[SciPy-user] ANN: IPython 0.2.5
fperez at pizero.colorado.edu
Tue Feb 12 02:22:49 CST 2002
sorry for the cross-posting (this was in c.l.p), but I actually think some of
you may find this useful if you don't read c.l.p. If you do, just ignore this
message and don't beat me up :)
Below is a summary of what IPython is (from the c.l.p post), I'd just like to
add here why I think it's relevant for scipy folks: the whole design for
IPython was inspired on features from systems like Mathematica, IDL or
Matlab. In scientific work having a solid interactive environment in which to
explore your data and ideas is critical, and I felt the standard python prompt
to be very limited.
Hence IPython: I designed it thinking of it being the user front end for
interactive scientific computing, while the scipy libraries are the workhorse
behind. So my idea is that IPython would be a nice complement to the scipy
libraries for those doing day-to-day scientific computing in python.
It's low-versioned but I actually use it 100% of the time for my work, and it
hasn't crashed in quite a while (famous last words :).

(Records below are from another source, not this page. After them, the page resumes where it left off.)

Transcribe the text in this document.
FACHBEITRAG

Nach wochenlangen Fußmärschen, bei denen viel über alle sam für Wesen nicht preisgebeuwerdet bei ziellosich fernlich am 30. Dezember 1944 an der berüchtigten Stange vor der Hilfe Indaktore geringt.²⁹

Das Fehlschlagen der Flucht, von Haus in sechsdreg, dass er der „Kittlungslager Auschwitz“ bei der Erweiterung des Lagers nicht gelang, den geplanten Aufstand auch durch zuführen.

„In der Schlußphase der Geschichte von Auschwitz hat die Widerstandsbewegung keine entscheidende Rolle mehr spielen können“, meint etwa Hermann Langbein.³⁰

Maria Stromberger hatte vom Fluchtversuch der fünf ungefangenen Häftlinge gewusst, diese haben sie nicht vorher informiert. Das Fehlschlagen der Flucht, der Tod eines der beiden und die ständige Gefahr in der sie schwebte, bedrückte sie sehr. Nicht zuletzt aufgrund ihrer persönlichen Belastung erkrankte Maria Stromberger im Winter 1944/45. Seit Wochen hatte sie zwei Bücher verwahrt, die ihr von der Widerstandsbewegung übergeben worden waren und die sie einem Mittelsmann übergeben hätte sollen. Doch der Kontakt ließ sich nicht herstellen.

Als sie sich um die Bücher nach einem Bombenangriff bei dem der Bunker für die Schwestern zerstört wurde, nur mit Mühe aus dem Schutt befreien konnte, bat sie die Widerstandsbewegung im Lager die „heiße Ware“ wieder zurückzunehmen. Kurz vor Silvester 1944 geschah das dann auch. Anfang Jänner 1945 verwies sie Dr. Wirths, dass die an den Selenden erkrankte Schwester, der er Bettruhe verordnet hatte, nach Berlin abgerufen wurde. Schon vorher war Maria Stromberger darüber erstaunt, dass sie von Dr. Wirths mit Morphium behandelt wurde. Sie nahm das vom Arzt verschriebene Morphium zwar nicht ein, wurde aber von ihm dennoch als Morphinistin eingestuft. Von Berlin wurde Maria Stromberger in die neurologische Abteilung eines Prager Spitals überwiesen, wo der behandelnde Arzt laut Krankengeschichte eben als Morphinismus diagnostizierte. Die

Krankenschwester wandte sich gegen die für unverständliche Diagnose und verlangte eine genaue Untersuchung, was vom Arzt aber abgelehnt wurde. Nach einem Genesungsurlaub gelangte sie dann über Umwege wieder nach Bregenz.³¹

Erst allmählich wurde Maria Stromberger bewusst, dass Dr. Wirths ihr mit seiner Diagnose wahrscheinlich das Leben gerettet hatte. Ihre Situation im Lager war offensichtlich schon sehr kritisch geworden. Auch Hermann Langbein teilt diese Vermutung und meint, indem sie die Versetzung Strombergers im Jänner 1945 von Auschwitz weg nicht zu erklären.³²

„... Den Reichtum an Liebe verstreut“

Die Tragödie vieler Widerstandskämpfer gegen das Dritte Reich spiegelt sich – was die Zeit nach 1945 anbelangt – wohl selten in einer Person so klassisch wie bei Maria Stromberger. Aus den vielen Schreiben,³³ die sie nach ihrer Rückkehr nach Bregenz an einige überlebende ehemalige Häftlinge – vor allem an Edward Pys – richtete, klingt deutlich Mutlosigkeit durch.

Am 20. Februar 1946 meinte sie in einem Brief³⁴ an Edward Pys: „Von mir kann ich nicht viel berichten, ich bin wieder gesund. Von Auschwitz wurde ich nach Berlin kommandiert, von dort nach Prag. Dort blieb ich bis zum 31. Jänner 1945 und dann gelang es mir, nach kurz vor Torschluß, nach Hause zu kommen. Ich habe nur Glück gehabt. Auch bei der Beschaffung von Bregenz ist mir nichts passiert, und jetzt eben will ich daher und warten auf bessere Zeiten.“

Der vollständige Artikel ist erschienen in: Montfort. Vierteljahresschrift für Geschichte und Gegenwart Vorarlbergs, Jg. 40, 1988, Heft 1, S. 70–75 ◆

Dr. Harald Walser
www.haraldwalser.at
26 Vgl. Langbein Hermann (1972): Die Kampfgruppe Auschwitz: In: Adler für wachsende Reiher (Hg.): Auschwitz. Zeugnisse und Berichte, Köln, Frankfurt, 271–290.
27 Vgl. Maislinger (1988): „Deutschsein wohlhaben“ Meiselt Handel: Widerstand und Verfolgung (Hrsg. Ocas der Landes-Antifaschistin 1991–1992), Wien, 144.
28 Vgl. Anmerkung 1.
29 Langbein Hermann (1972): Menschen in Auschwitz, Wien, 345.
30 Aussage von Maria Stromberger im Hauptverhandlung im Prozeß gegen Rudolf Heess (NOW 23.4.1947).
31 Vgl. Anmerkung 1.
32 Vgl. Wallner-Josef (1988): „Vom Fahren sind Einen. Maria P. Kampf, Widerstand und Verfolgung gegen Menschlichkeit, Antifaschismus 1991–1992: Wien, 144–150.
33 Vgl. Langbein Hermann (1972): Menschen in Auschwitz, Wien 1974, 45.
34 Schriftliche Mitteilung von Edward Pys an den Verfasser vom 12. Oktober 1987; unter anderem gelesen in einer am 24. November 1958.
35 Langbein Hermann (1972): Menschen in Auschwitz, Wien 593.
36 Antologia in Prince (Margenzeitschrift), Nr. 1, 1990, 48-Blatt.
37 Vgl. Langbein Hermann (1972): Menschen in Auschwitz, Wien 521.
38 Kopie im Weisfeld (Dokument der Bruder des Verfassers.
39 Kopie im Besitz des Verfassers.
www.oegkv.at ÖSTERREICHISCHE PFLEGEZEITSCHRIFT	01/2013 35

If it crashes on you,
just mail me the auto-generated post-mortem and I'll try to fix things.
Ok, enough self promotion. The summary, and I hope some of you find it useful.
Brief summary: IPython, an enhanced interactive Python shell.
IPython tries to:
1. Provide an interactive interpreter superior to Python's default. IPython
has many features for object introspection, shell access, and its own special
command system for adding functionality when working interactively.
2. Serve as an embeddable, ready to use interpreter for your own
programs. IPython can be started with a single call from inside another
program, providing access to the current namespace. This can be very useful
both for debugging purposes and for situations where a blend of
batch-processing and interactive exploration are needed.
3. Offer a flexible framework which can be used as the base environment for
other systems with Python as the underlying language. Specifically scientific
environments like Mathematica, IDL and Mathcad inspired its design, but
similar ideas can be useful in many fields.
Portability: Linux (and other unices, including Mac OSX), Windows XP. Should
run fine on all WinNT, and probably also on Win9x (I can't test that).
Python version: requires 2.1 or newer.
License: LGPL (a few files from third parties carry MIT licenses).